WHAT ARE THE RESPONSES?

 

Educational attainment and workforce readiness are often the focus of programs that hope to improve economic outcomes for people with disabilities. Hiring programs that focus on training people with disabilities and their employers on working together have seen success at a local level. Some states have built programs to broaden access to higher education for people with intellectual disabilities, opening up new opportunities upon graduation. And over the past few decades, community organizing for accessibility of public spaces and transportation has also helped to break down barriers to employment and civic engagement in some cities.

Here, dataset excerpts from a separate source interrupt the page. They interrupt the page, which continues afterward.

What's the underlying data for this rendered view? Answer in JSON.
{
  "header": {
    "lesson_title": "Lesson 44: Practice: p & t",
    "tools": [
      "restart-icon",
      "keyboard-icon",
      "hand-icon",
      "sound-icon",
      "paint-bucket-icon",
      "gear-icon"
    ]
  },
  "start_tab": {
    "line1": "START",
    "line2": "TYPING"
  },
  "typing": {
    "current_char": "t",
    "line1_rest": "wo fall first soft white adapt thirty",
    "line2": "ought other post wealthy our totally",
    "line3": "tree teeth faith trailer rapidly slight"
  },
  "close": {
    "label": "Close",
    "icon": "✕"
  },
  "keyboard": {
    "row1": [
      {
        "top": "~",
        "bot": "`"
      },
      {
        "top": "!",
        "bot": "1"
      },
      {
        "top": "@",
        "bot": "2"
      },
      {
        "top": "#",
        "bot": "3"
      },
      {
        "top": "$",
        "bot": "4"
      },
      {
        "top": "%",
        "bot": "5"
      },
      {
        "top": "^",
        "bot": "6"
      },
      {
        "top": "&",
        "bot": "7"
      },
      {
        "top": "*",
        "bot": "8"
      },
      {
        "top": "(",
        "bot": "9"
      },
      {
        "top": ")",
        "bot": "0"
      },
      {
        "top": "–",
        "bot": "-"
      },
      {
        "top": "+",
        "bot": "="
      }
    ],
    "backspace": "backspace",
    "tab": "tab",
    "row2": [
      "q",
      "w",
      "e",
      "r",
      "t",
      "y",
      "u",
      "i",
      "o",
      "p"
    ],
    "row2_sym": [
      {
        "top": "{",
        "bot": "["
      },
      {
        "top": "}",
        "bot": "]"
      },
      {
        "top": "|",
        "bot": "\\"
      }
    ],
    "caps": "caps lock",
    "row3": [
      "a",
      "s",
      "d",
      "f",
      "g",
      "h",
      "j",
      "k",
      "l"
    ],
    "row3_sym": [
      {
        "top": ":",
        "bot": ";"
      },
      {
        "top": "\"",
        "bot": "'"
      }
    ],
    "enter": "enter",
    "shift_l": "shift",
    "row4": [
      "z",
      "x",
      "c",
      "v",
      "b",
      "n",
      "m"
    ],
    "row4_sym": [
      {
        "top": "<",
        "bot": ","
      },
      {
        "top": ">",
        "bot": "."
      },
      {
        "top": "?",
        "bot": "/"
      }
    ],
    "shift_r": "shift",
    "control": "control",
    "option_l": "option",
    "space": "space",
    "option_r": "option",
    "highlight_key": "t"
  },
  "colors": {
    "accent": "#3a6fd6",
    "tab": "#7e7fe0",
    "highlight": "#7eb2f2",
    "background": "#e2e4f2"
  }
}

Vertical vegetable garden with shelves full of lettuce
Vertical Harvest in Jackson, Wyoming hires people with disabilities at their downtown greenhouse that's growing thousands of pounds of fresh produce for the local community. Jodi Hausen reported on the program for Bitterroot Magazine. (Photo Credit: Sarah Gustavus, SJN)

WHAT TO LOOK FOR

 

Reporters should be wary of initiatives that claim to respond to “the disabled” or “the disability community” as a monolith. People with disabilities have a wide range of daily living experiences and they cannot all be addressed in the same way. Responses that ignore this diversity require extra scrutiny. Ask: do the leaders of this response have lived experience that lends expertise to their work? How do they measure success, and how do those measures apply to people with different types of disabilities? Of course, reporters should also consider additional intersections like race and gender when investigating.